The cute name ICHIMOKU KINKO HYO INDICATOR is a Japanese method of applying its set of five lines to the historical charts so as to attempt to find not only the direction of the pair but also the right time to enter and exit the markets. I will be nasty if I were to comment on this indicator as this might be the first ever Japanese creation that has come my way without having any real logic behind it but in this article, we will understand what this indicator is and then we will go to my arguments as to why I feel that the whole existence of this much-hyped Indicator is rather ridiculous.
Ichimoku Kinko Hyo Indicator works on the principle that the pair price is always at a dis-balance and is always moving to equilibrium.
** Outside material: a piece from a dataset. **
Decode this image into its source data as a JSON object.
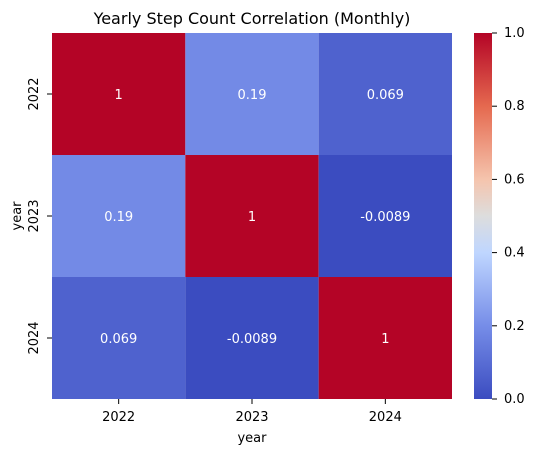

Imagine if you could just find the last high and last low, take their average and believe that the pair is heading straight to this average price. Will it not make your trading a little too easy? This precisely is the basic reasoning of Ichimoku Kinko Hyo Indicator with the only difference that it tends to take the average of not just the last high and last low, but also of certain predefined time period slabs having ‘many highs and many lows’. The average of all these high and lows clubbed together makes a moving line (going up and down, very much like moving average) which as per this indicator is believed to be the key support and resistance levels. It is the same way that many lines are drawn using these averages for different time periods and then each line gets a Japanese name. Let’s understand these lines and the rules behind their formation.
1) Tenkan-Sen = Conversion Line = (Highest High + Lowest Low) / 2, for the past 9 periods
2) Kijun-Sen = Base Line = (Highest High + Lowest Low) / 2, for the past 26 periods
3) Chikou Span = Lagging Span = Today’s closing price plotted 26 periods behind
4) Senkan Span A = Leading Span A = (Tenkan-Sen + Kijun-Sen) / 2, plotted 26 periods ahead
5) Senkou Span B = Leading Span B = (Highest High + Lowest Low) / 2, for the past 52 periods, plotted 26 periods ahead
While the first three lines i.e. Tanken sen, Kijun sen and chikou sen are used only as the key support and resistance levels, the real trend is identified using Senkan and Senkou spans which give you an area called a ‘ Cloud’ or ‘Kumo’. The application of Ichimoku Kinko Hyo Indicator suggests that the price above the cloud or ‘KUMO’ is an indication of an uptrend and of course the opposite for a downtrend. Now once it has been established that the pair is moving in a certain direction, the indicator asks you to go with the trend at the crossovers of these sen-sen lines. This is very much like pivot points where you are expected to buy at the breakout of the first Pivot point and go along with the trend. An active trader will know already where to put his stop-loss which can very well be the Kijun or chikou line, below the cloud. Of course, if the price was trading under the cloud, then you would prefer going short and thus your stop-loss also will move to Tankan sen or Kijun sen whichever one comes earlier, above Kumo, the cloud.
So a well-defined indicator and nicely-named lines too, but then, that’s it. The only good thing that I can think of in this Ichimoku Kinko Hyo Indicator is that its lines are colorful. Of course, you are free to use this indicator if you find it really fancy to read a chart with those orange, blue and the green color lines but my question is where the logic behind using nine or the twenty six periods lies? Why nine and not nineteen and why twenty-two not twenty- eight? If even after doing all this hoo-ha, the result is only an ‘uncertain’ trade, then why to even analyze anything beyond last high and last low? Why can’t we just trade on last High and last low as the key entries and trade for the average or trade from the average to either of the peaks? Why any sen-sen line and kumo-kumo cloud? Find the peaks, draw lines, give them your own name- your own colors and there you have, your very own, Michael- Julia kinko-pinko high-profit zone.